During President Donald Trump’s 2024 campaign, he promoted dismantling the U.S. Department of Education (DOE). The department was officially established in 1980 with 2025 marking its 45 year and possibly final year due to calls made by the president. I believe that this could represent a serious change in our education system, and not one for the better.
In an article written by Inside Higher Ed talking about President Trump’s order to abolish the DOE, they mention that Trump believes the agency is growing too big and interfering with state and local authorities. Plus, arguing the “agency’s existence violates the Constitution (because the document doesn’t mention education) and is a prime example of federal bloat and excess”. This doesn’t make any sense because how could an agency founded over 40 years ago just now happen to be unconstitutional? Randi Weingarten, President of the American Federation of Teachers, spoke in an interview about their feelings on Trump’s call to dismantle the DOE.
“The Department of Education, and the laws it is supposed to execute, has one major purpose: to level the playing field and fill opportunity gaps to help every child in America succeed,” Weingarten said. “No one likes bureaucracy, and everyone’s in favor of more efficiency, so let’s find ways to accomplish that. But don’t use a ‘war on woke’ to attack the children living in poverty and the children with disabilities in order to pay for vouchers and tax cuts for billionaires.”
For years the DOE has oversaw funding for public schools, administering student loans and running programmes to help low-income students. The agency is a representation of how our government should work and now there is a plan to cut its workforce in half as Trump considers an executive order that would shut it down altogether. According to BBC News, although Trump wants to shut down the department, this would require an act of congress which is plausible because Republicans run both the senate and the house. Senator Patty Murray of Washington, the top Democrat on the Appropriations Committee, explains why the administration is planning to lay off half the DOE.

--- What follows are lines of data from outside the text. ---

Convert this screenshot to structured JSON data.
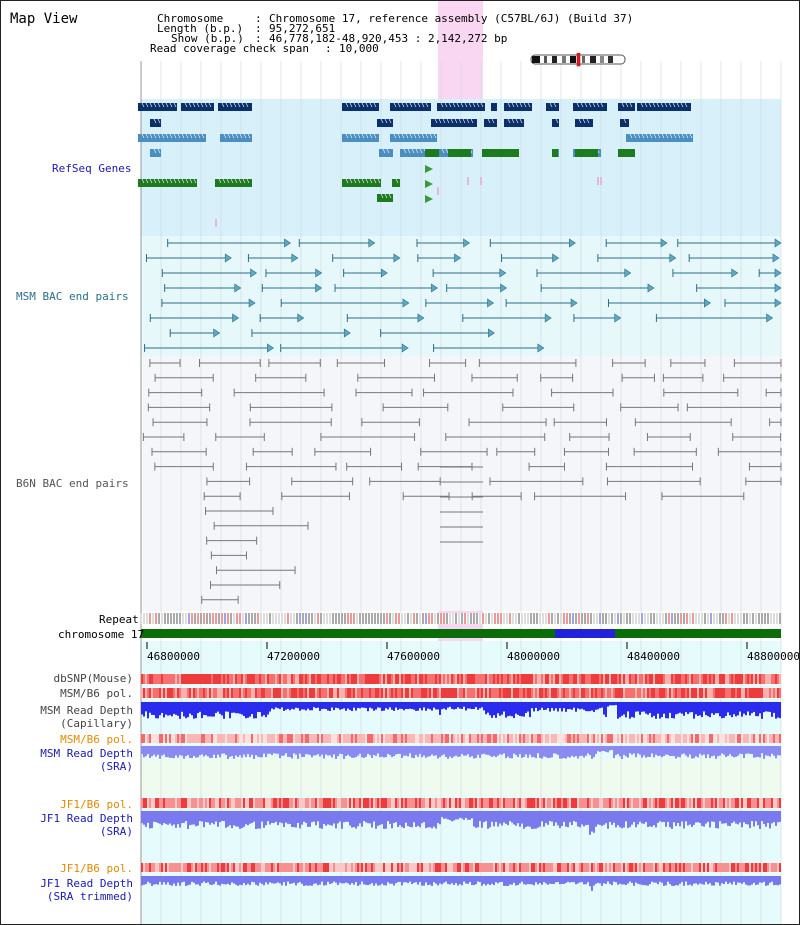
{
  "app": {
    "title": "Map View"
  },
  "header": {
    "chromosome_label": "Chromosome",
    "chromosome_value": "Chromosome 17, reference assembly (C57BL/6J) (Build 37)",
    "length_label": "Length (b.p.)",
    "length_value": "95,272,651",
    "show_label": "Show (b.p.)",
    "show_value": "46,778,182-48,920,453 : 2,142,272 bp",
    "coverage_label": "Read coverage check span",
    "coverage_value": "10,000",
    "sep": ":"
  },
  "tracks": {
    "refseq": "RefSeq Genes",
    "msm_bac": "MSM BAC end pairs",
    "b6n_bac": "B6N BAC end pairs",
    "repeat": "Repeat",
    "chromosome": "chromosome 17",
    "dbsnp": "dbSNP(Mouse)",
    "msm_b6_pol_1": "MSM/B6 pol.",
    "msm_depth_cap_1": "MSM Read Depth",
    "msm_depth_cap_2": "(Capillary)",
    "msm_b6_pol_2": "MSM/B6 pol.",
    "msm_depth_sra_1": "MSM Read Depth",
    "msm_depth_sra_2": "(SRA)",
    "jf1_b6_pol_1": "JF1/B6 pol.",
    "jf1_depth_sra_1": "JF1 Read Depth",
    "jf1_depth_sra_2": "(SRA)",
    "jf1_b6_pol_2": "JF1/B6 pol.",
    "jf1_depth_trim_1": "JF1 Read Depth",
    "jf1_depth_trim_2": "(SRA trimmed)"
  },
  "axis": {
    "ticks": [
      "46800000",
      "47200000",
      "47600000",
      "48000000",
      "48400000",
      "48800000"
    ]
  },
  "colors": {
    "refseq_dark": "#0b2f6b",
    "refseq_mid": "#4a8fc0",
    "refseq_green": "#1e7a1e",
    "msm_bac": "#2a6f8a",
    "b6n_bac": "#777777",
    "chrom_green": "#0a6d0a",
    "chrom_blue": "#2222dd",
    "pol_red": "#ee3333",
    "depth_blue": "#3a3af0",
    "label_blue": "#1a1ab0",
    "label_orange": "#e08a00",
    "label_teal": "#2a6f8a",
    "highlight": "#f7c9ee"
  }
}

“Donald Trump and Linda McMahon (United States Secretary of Education) know they can’t abolish the Department of Education on their own but they understand that if you gut it to its very core and fire all the people who run programs that help students, families and teachers, you might end up with a similar, ruinous result,” Murray said in a statement Tues., March 11.
Myself along with 55 percent of adult Americans oppose the dismantling of the DOE while 17 percent are not sure according to a national poll conducted by New America. There is a divide being created by issues that really affect our government. Education expert Wendy A. Paterson, a professor and dean at Buffalo State University’s School of Education, is part of the 55 percent of Americans who believe abolishing the DOE will cause serious problems in our government.
“There’s an intimate relationship between our schools and the society that we create and that we pass along to our children, and it’s that important,” Paterson said. “So if we don’t have a federal organization that acknowledges the importance of schools and post-secondary education and the right of all children to have access to education, what are we saying about democracy?”